Sintong menjadi penunggu toko buku bajakan milik Pakdenya, yang selain menggaji, juga membiayai kuliahnya. Selain buku bajakan yang merugikan penulis, buku ini juga berkisah tentang pakaian dan tas mewah bajakan yang dilakukan Mama Jessica, seorang perempuan dari kalangan atas yang naksir -dan ditaksir- Sintong.
Juga ada kisah obat palsu, alias obat bajakan, yang membuat Mawar Terang Bintang -mantan perempuan yang begitu dikasihinya saat SMA- masuk penjara.
Dalam upaya menyelesaikan skripsinya, Sintong akhirnya berkelana ke Jogja. Setelah mencari jejak Sutan Pane di pinggiran Jakarta, lalu ke Puncak, sampailah Sintong bertemu Pak Oey di Kota Gudeg. Dari situ terkuak misteri Sutan Pane yang meninggal dalam senyap. Setelah gagal mendidik adik kandungnya dalam urusan moral: gila judi hingga mengambil uang simpanan koperasi banyak orang.
Dari buku setebal 350 halaman ini kita belajar tentang integritas, bangga pada karya asli daripada bajakan, serta tekunlah di jalan yang benar, bukan di jalur instan untuk meniti sukses.
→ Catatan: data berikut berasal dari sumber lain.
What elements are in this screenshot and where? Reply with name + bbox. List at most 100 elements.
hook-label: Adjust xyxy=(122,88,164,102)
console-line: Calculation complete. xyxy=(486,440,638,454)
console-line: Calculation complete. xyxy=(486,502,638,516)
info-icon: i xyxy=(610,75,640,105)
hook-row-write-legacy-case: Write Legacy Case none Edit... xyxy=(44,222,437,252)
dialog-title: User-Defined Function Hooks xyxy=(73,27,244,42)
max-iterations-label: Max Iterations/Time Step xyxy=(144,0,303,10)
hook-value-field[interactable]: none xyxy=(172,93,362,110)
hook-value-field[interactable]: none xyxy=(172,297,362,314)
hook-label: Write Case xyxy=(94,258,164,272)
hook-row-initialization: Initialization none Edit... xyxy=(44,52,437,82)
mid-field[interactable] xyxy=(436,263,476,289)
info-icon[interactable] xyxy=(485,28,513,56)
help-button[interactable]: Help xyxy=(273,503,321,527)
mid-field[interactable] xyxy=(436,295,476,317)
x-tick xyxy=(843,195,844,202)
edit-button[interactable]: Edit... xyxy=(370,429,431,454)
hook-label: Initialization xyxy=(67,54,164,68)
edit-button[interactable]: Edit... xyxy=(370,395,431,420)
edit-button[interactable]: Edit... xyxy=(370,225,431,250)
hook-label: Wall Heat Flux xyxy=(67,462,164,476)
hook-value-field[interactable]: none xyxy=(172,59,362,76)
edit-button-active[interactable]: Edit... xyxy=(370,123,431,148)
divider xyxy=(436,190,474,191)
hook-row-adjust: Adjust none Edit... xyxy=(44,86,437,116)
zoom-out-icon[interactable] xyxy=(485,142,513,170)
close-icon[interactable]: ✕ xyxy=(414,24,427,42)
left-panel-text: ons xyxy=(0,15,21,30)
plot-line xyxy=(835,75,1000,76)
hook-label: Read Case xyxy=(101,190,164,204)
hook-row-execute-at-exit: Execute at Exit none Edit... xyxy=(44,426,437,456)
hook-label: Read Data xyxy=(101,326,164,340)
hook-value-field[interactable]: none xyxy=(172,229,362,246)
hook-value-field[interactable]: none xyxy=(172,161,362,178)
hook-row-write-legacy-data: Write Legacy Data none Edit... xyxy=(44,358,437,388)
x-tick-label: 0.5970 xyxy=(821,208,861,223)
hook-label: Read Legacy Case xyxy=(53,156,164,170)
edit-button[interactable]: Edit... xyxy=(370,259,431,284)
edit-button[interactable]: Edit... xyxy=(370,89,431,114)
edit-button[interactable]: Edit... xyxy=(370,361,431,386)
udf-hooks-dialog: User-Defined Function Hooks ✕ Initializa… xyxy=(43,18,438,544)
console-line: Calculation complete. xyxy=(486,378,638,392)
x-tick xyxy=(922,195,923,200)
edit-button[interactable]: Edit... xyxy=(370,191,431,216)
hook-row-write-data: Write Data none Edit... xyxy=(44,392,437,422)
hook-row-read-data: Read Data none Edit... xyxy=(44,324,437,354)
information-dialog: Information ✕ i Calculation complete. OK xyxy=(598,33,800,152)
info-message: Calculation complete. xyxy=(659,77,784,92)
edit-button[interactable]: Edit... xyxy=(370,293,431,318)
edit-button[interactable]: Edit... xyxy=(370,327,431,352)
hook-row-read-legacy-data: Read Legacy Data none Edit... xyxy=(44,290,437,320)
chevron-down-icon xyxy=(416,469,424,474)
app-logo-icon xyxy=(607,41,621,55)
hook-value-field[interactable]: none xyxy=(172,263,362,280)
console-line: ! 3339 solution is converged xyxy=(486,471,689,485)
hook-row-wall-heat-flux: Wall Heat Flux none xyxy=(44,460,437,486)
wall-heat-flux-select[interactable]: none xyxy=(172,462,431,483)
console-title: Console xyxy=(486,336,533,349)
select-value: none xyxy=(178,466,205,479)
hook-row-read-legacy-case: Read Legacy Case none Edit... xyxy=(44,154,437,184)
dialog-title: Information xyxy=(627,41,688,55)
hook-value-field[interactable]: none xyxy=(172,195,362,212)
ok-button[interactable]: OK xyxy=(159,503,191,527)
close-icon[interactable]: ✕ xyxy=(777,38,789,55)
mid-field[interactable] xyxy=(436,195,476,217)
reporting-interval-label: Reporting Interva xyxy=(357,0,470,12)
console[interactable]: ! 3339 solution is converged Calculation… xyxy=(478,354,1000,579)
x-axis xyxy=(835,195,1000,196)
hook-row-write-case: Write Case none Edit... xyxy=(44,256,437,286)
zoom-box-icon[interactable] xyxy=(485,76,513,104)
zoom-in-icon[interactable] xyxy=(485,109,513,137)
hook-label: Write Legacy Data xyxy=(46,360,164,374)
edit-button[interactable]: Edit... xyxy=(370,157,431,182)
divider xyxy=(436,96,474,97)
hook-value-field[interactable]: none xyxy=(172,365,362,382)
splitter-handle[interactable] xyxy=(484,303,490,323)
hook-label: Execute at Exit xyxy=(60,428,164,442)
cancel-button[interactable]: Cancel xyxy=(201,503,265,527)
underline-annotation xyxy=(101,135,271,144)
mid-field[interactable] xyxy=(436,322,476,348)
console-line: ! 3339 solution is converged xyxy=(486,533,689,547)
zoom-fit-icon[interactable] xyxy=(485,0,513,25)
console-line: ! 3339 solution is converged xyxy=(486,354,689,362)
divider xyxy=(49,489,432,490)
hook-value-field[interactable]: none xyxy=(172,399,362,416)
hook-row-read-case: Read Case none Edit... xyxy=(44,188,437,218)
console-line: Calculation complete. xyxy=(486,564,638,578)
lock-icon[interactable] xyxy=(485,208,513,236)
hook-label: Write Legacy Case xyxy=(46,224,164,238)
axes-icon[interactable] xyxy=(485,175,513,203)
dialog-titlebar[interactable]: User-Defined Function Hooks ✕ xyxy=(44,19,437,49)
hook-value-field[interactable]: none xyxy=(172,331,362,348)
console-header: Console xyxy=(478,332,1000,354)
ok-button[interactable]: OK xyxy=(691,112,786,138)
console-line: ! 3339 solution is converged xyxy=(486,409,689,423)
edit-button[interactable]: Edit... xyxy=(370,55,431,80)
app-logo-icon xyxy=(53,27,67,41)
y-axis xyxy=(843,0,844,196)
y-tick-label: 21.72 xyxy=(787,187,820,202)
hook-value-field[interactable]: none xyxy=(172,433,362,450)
Seperti petikan paragraf terakhir buku karya Sutan Pane itu,
”Kita bisa memperbaiki semuanya. Bagaimana memulainya? Mulailah dengan mengucapkan kalimat itu kepada diri kita. Ucapkan dengan gagah, ”Selamat Tinggal” semua keburukan masa lalu. ”Selamat Tinggal” semua kebodohan dan ketidakpedulian itu. Sungguh, ”Selamat Tinggal!”
Dan, ”Selamat Datang” revolusi!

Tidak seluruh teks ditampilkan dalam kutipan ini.